July 24, 2014 WASHINGTON -- Former Rep. Barney Frank insisted Wednesday the Wall Street reform law he co-authored offers a way to end government bailouts, but Republican critics still say it fails to resolve the problem of "too big to fail."
"The Dodd-Frank Act is clear: not only is there no legal authority to use public money to keep a failing entity in business, the law forbids it," Frank said in his prepared remarks for a House Financial Services Committee hearing.
"But no one can be sure that the firms will not find other ways to get in trouble," said Frank, the former chairman of the panel that took his testimony. "If they do, the death panels take over, and the institutions die, with no taxpayer burial costs."
The Dodd-Frank Act is a package of financial reforms that aimed to curtail Wall Street wheeling and dealing and improve the regulatory system that took part of the blame for the financial meltdown in 2008.
Under the new law, regulators can designate nonbank companies that are "systematically important" -- that is, so big it's in the interest of the financial system they remain viable. Once designated, such institutions face tougher scrutiny from the Federal Reserve.
Among the businesses that have been so designated under the law are American International Group Inc. and General Electric Company's financing arm GE Capital Corp.
"The businesses hate the idea of being designated," Frank said at the hearing, though he was not singling out a specific company. "Instead of being advantaged, they think it is a curse."
However, critics of the law said such a designation would only create the impression the government would bail out some companies in the event of failure because of their large presence.
"The Dodd-Frank Act further entrenched the problem of 'too big to fail' by giving regulators even greater control over our financial system and a virtually unlimited pot of taxpayer money to bail out financial institutions when regulation inevitably fails," a GOP-drafted report released prior to the hearing asserted.
When a big financial firm collapses and is unable to pay debts, the 2010 law gives regulators the authority to assist the company's liquidation with the option of using an "Orderly Liquidation Fund" to make loans to the firm.
"What the law says is you may have to pay some of the debts..." Frank said. "But first of all, you put them out of business and you put them into the receivership.
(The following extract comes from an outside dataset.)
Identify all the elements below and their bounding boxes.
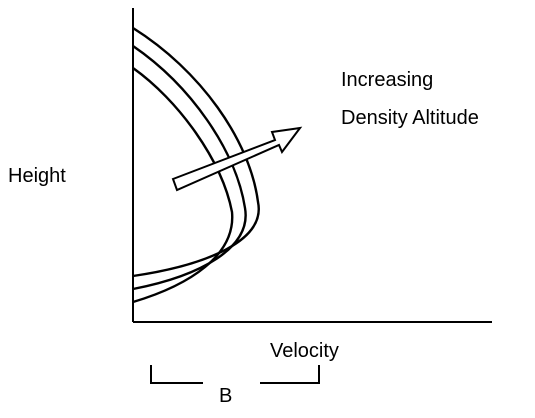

And then you get the money back."
The Dodd-Frank Act, enacted by a Democratic Congress, created new federal regulatory agencies, including the Financial Stability Oversight Council to supervise systemic risks, and the Consumer Financial Protection Bureau, which looks at predatory practices in the banking sector.
It also imposes rigorous rules on financial institutions' trading activities and capital levels. However, many feel frustrated by the slow pace of implementation.
Frank, who represented a Massachusetts district, retired two years ago. But the Republican-led House banking committee has been battling to revise the law almost since its inception.
"By the end of this Congress our committee then would have repealed Dodd-Frank's greatest sin of omission -- its failure to do anything about housing finance reform -- and its greatest sin of commission -- enshrining bailouts into law," Committee Chairman Jeb Hensarling, D-Texas, said recently. "And day-in and day-out, you can rest assured we will continue working to relieve our economy from the burden of growth-choking and job-killing red tape."